結論テキスト
本願商標は、登録すべきものとする。
Trademark Appeal Case
本データベースは、特許庁の審決例をAIで解析・要約したものです。拒絶理由通知に対する意見書作成や、審判請求書等の作成時の参考としてお役立てください。
| 審判番号 | 不服2003−13983(T2003−13983/J1) |
|---|---|
| 審判種別 | 不服 |
| 結論 | 勝訴(請求認容) |
本願商標は、「UbiquitousMedia」の欧文字を標準文字により書してなり、第9類「電子応用機械器具及びその部品,電気通信機械器具」、第38類「移動体電話による通信,テレックスによる通信,電子計算機端末による通信,電報による通信,電話による通信,ファクシミリによる通信,無線呼出し」、第41類「技芸・スポーツ又は知識の教授,セミナーの企画・運営又は開催」及び第42類「機械・装置若しくは器具(これらの部品を含む。)又はこれらにより構成される設備の設計,電子計算機・自動車その他その用途に応じて的確な操作をするためには高度の専門的な知識・技術又は経験を必要とする機械の性能・操作方法等に関する紹介及び説明,電子計算機のプログラムの設計・作成又は保守,電子計算機(中央処理装置及び電子計算機用プログラムを記憶させた電子回路・磁気ディスク・磁気テープその他の周辺機器を含む。)の貸与」を指定商品・役務として、平成12年11月28日登録出願されたものである。
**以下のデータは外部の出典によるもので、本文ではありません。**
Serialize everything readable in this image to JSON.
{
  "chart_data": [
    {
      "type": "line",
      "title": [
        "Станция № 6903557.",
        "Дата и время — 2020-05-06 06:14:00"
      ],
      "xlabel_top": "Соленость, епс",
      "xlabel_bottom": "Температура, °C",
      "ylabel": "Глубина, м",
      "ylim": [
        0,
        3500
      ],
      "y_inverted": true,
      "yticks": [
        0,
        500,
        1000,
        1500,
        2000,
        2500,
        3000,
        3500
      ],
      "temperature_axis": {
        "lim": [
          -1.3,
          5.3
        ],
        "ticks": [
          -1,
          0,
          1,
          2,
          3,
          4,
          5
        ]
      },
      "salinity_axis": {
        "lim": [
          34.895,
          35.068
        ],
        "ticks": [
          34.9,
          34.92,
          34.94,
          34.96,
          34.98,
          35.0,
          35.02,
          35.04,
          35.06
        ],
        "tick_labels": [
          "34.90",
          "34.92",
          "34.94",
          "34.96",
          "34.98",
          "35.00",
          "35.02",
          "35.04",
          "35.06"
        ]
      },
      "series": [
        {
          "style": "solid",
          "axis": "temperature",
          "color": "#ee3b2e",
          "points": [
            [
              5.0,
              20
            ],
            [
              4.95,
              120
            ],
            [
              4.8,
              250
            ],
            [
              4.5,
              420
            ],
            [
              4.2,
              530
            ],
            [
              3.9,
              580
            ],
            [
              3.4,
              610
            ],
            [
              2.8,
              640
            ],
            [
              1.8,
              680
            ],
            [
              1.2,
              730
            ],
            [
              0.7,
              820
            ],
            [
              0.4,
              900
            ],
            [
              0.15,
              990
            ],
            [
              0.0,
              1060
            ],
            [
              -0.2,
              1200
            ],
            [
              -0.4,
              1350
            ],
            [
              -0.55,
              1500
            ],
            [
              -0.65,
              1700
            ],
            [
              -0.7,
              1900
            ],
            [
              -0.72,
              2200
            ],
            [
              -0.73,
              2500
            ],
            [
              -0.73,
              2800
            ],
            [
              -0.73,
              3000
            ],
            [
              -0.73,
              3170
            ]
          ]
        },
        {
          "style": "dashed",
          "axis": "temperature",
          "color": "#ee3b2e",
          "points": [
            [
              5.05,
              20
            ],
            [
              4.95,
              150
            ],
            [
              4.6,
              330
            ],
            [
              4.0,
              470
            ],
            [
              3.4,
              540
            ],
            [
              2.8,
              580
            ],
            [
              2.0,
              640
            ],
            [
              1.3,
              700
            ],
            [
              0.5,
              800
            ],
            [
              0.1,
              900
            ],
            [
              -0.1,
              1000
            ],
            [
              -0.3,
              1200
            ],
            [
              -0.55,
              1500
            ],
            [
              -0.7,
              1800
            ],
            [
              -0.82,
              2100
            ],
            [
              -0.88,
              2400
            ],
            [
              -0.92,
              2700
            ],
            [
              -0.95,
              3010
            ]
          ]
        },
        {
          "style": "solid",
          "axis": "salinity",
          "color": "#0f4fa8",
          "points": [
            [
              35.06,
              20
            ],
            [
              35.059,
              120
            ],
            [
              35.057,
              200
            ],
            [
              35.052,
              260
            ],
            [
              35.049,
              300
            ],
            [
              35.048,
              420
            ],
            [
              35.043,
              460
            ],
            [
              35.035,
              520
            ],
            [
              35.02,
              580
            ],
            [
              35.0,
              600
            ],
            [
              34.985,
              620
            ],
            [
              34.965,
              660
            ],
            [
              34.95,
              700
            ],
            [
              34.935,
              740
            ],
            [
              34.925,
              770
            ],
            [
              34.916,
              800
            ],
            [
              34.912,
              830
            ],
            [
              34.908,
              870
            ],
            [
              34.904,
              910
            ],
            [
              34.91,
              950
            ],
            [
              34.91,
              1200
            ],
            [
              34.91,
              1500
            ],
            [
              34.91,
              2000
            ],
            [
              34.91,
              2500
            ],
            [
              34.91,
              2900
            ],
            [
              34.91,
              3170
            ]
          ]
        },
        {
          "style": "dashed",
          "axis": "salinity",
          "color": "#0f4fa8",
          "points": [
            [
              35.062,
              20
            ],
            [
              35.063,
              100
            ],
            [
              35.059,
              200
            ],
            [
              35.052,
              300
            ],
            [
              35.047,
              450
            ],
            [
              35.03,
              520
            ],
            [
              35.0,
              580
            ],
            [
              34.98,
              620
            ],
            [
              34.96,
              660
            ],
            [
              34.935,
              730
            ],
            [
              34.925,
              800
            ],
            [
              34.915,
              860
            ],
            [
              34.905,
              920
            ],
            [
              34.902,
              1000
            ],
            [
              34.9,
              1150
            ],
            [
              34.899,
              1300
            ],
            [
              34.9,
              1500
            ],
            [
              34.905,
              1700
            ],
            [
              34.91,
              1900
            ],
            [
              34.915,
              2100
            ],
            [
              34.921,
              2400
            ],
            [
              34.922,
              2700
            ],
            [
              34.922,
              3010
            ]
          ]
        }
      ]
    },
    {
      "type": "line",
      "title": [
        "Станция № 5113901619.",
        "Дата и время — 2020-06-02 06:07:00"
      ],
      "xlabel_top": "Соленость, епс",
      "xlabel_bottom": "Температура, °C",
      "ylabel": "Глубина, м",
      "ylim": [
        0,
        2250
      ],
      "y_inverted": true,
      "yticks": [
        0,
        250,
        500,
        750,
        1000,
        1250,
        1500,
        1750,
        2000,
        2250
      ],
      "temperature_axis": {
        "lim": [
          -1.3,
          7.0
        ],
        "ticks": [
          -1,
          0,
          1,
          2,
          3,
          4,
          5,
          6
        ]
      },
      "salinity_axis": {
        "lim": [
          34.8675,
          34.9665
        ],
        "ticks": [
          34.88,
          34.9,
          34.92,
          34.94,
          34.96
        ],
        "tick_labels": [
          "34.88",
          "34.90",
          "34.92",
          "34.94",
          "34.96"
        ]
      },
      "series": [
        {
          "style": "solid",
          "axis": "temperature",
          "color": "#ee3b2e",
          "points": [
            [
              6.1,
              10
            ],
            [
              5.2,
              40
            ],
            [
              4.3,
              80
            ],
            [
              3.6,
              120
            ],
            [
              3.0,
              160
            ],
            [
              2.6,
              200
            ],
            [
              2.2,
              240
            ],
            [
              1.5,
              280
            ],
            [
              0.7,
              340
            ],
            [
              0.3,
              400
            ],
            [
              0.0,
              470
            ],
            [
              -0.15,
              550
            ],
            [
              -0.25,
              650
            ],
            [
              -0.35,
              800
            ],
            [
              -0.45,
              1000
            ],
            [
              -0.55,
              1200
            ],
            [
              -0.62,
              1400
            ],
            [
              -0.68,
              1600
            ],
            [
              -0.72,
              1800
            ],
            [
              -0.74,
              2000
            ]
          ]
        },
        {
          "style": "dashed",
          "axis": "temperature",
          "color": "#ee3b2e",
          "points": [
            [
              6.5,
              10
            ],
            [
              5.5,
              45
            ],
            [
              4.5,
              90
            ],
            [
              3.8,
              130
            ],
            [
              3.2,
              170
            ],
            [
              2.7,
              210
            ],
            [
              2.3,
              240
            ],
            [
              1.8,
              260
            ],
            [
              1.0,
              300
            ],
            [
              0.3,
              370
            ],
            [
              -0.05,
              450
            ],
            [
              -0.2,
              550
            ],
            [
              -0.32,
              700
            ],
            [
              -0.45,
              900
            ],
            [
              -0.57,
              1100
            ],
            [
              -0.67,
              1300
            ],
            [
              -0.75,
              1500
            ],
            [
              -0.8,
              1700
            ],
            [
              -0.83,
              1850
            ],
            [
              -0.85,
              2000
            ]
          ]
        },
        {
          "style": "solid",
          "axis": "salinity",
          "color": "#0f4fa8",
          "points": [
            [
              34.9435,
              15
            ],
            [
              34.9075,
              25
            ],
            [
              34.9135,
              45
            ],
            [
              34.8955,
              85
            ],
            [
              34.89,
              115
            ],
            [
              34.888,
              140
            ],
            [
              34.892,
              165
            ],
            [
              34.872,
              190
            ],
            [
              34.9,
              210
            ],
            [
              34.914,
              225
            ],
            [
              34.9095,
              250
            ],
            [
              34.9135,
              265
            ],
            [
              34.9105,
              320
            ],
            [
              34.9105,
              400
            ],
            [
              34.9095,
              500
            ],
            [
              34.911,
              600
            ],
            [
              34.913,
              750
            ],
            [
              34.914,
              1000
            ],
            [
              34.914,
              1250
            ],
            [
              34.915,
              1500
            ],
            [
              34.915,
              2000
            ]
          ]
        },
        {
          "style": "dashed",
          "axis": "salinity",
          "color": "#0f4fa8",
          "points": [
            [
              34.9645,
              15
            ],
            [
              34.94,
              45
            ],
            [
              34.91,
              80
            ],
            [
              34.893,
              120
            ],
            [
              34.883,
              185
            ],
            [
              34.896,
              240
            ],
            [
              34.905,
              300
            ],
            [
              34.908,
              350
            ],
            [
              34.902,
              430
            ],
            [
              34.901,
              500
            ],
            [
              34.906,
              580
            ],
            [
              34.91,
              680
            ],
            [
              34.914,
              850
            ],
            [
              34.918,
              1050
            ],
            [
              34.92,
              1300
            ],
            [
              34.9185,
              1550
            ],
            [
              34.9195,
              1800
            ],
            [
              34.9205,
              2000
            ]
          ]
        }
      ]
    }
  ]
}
原査定において、本願の拒絶の理由に引用した登録第3188060号商標は、Ubiquitaous Computer」の欧文字と「ユビキタスコンピューター」の片仮名文字を2段に横書きしてなり、平成4年12月3日登録出願、第9類「電子計算機」を指定商品として平成8年8月30日に設定登録されたものである。
同じく、登録第4419815号商標は、「ユビキタス」の片仮名文字を標準文字により書してなり、平成11年11月17日登録出願、第9類の商標登録原簿に記載の商品を指定商品として、平成12年9月22日に設定登録されたものである。
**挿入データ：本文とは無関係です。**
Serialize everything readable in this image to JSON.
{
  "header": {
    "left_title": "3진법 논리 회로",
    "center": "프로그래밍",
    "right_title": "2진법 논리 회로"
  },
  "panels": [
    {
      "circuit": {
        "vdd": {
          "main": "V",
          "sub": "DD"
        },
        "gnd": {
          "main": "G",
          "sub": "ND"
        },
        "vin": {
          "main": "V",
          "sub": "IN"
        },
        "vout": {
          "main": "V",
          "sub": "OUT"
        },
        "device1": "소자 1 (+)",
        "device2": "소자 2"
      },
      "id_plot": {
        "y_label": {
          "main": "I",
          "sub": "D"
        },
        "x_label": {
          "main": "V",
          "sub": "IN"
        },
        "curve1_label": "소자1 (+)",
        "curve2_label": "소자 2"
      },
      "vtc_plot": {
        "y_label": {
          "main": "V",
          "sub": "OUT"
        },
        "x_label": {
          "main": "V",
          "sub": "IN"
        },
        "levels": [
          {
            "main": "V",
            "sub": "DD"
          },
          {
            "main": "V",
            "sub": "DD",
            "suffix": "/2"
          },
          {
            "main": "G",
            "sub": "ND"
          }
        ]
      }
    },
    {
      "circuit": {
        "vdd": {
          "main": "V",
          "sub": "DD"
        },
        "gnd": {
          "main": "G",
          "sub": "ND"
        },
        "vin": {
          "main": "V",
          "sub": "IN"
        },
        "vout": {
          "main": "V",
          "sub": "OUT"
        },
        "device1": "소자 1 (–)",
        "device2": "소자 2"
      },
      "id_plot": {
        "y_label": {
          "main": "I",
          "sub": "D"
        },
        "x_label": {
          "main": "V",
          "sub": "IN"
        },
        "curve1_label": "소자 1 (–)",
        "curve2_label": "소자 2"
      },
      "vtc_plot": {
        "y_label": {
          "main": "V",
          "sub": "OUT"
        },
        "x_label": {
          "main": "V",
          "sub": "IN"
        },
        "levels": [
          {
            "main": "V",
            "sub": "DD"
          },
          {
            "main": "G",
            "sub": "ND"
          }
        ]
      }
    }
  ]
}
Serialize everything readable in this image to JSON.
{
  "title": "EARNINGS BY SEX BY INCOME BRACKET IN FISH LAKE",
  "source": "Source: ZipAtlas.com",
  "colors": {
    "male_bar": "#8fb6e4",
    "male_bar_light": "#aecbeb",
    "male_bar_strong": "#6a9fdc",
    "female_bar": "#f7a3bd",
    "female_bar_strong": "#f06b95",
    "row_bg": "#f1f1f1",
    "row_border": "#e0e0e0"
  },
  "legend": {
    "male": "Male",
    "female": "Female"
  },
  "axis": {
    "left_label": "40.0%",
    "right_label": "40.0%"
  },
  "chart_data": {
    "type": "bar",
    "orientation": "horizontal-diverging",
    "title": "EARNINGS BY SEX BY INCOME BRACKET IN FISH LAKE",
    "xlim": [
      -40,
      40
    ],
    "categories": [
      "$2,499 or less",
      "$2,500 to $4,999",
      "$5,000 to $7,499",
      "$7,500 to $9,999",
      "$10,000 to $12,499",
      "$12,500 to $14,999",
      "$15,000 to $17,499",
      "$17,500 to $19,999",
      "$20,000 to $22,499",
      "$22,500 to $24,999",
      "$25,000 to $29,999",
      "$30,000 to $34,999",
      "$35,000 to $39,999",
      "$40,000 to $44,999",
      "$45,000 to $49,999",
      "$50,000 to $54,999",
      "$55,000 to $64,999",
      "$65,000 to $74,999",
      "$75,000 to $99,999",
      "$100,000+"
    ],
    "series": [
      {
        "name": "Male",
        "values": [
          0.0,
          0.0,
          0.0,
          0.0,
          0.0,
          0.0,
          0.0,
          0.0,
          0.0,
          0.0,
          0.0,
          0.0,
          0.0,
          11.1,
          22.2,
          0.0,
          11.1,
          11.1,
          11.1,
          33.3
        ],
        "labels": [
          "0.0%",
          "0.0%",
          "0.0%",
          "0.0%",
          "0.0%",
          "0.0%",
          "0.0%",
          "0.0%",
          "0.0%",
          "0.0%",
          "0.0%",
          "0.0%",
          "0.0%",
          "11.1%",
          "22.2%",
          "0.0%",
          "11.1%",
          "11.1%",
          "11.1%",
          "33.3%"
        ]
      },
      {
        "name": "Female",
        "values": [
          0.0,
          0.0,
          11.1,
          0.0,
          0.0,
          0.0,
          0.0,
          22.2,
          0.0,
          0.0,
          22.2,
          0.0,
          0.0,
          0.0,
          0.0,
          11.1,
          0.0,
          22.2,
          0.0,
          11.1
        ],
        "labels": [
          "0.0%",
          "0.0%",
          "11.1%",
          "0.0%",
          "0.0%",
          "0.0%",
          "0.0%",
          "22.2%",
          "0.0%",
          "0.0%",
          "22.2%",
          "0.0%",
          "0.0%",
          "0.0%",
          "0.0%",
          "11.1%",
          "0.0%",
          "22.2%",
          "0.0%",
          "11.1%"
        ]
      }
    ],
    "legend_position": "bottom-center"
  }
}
同じく、登録第4419816号商標は、「UBIQUITOUS」の欧文字を標準文字により書してなり、平成11年11月17日登録出願、第9類の商標登録原簿に記載の商品を指定商品として、平成12年9月22日に設定登録されたものである。
同じく、登録第4539735号商標は、「ユビキタス・ブルー」の片仮名文字と「Ubiquitous−Blue」の欧文字を「/(スラッシュ)」を介し一連に「ユビキタス・ブルー/Ubiquitous−Blue」と横書きに表してなり、平成12年6月8日登録出願、第37類、第38類及び第42類の商標登録原簿に記載の役務を指定役務として、平成14年2月1日に設定登録されたものである。
以下、これら引用各商標を一括して「引用商標」という。
本願商標は、前記に示したとおりの構成よりなるところ、構成各文字は外観上まとまりよく一体に構成され、構成中「Ubiquitous」の文字が「至る所に存在する」の意味を有し、「Media」の文字が、「媒体」の意味合いを有するものであることから、観念上も全体として「至るところに存在する媒体」の如き意味合いを把握することのできるものである。
また、これより生じると認められる「ユビキタスメディア」の称呼も格別冗長というべきものでなく、よどみなく一連に称呼し得るものである。
そして、たとえ、構成中の「Media」の文字部分が、指定商品・役務との関係では「情報やデータを蓄える媒体の総称」の意味合いを有する語であるとしても、かかる構成においては特定の商品又は商品の品質・用途、役務又は役務の用途・質等を具体的に表示するものとして直ちに理解できるものともいい難いところであるから、むしろ構成全体をもって一体不可分のものと認識し把握されるとみるのが自然である。
そうすると、本願商標は、その構成文字全体に相応して、「ユビキタスメディア」の称呼のみを生ずるものと判断するのが相当である。
したがって、本願商標より、「ユビキタス」の称呼をも生ずるとし、そのうえで、両商標が称呼上類似するものとして、本願商標を商標法第4条第1項第11号に該当するとした原査定は、妥当でなく、取消しを免れない。
その他、政令で定める期間内に本願について拒絶の理由を発見しない。
よって、結論のとおり審決する。